The bill is clearly a response to the wave of Black Lives Matter protests last summer, many of which blocked roads and traffic. These protests spawned a massive wave of reaction, with right-wingers everywhere anxious to nitpick the protests and overlook the protestors’ actual demands. Their hatred of the protestors is a visceral defense against any acknowledgement of the wrong in society. They support this bill because they want to be the ones who drive a car into protestors.

Beyond the fact that it allows for murder, it’s hard to overlook the overwhelming pettiness of the bill. Such a targeted bill is clearly not intended to better Oklahoma; it’s just a cheap way of scoring political points. The author, Nathan Dahm, even saw fit to flood his Twitter feed with reaction GIFs to show how much he was winning with his very serious bill.

This bill already has two other sponsors, Rick West and Michael Bergstrom. These two men and Dahm have abandoned the task of improving Oklahoma. Both the bill and this way of seeing politics must be rejected at all levels.

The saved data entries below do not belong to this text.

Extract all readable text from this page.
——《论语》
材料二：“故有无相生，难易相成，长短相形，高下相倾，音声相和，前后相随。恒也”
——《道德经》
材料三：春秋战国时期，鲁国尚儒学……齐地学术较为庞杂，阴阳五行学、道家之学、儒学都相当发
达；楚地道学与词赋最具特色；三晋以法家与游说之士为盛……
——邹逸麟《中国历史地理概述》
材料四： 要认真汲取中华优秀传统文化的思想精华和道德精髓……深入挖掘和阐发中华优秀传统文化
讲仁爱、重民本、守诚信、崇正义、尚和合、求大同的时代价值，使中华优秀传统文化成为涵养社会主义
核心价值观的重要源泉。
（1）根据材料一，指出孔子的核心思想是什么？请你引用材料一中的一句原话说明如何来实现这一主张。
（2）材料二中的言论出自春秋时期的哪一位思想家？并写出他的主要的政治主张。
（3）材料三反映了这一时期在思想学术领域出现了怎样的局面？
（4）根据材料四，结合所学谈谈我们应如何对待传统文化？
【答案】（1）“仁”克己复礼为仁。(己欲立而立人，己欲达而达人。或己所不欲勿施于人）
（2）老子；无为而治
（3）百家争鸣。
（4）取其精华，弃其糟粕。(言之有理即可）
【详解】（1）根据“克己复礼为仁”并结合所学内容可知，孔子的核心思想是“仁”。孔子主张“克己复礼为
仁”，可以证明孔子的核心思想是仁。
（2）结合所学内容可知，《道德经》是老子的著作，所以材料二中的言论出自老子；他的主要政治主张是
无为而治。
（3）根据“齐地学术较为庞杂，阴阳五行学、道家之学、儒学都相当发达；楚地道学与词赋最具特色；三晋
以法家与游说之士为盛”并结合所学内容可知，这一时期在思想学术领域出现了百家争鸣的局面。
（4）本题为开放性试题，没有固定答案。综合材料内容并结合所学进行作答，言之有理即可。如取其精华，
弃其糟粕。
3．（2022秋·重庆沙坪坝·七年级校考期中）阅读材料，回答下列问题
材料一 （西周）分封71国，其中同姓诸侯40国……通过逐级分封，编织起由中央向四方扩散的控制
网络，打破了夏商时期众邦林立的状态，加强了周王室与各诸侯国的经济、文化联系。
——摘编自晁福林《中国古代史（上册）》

This bill, titled the “Oklahoma Computer Data Privacy Act,” would require internet-based companies to gain the user’s consent before collecting and selling data they produce. It also provides users a right to request a company to delete all of their collected information about them.

The amount of information being collected by these tech companies is absolutely massive. The bill includes location data, employment history, medical records and many other deeply personal matters. Compiled together, this data is easily enough to identify any individual in the system and locate them in the real world.

Profit is the most obvious motive for this kind of user surveillance. Other companies buy the data and use it to predict consumer choices the users will make in the future. However, once the data has been collected, it could be used for more sinister means. Companies like AT&T have already been doing surveillance work for the NSA through their private infrastructure for years. If companies with data like Google join their ranks — assuming they haven’t already — the federal government will obtain ludicrously invasive information on innocent civilians.

I don’t think this bill will stop mass data collection in Oklahoma. Most users will likely find it easier to just click “I Agree” and move on with their lives. However, it does establish a highly valuable precedent, creating the right to be forgotten. The bill also plainly states “individuals within Oklahoma have a right to prohibit retention, use or disclosure of their own personal data.” Creating this basis of digital human rights is paramount, and for this reason I highly encourage the passing of the bill.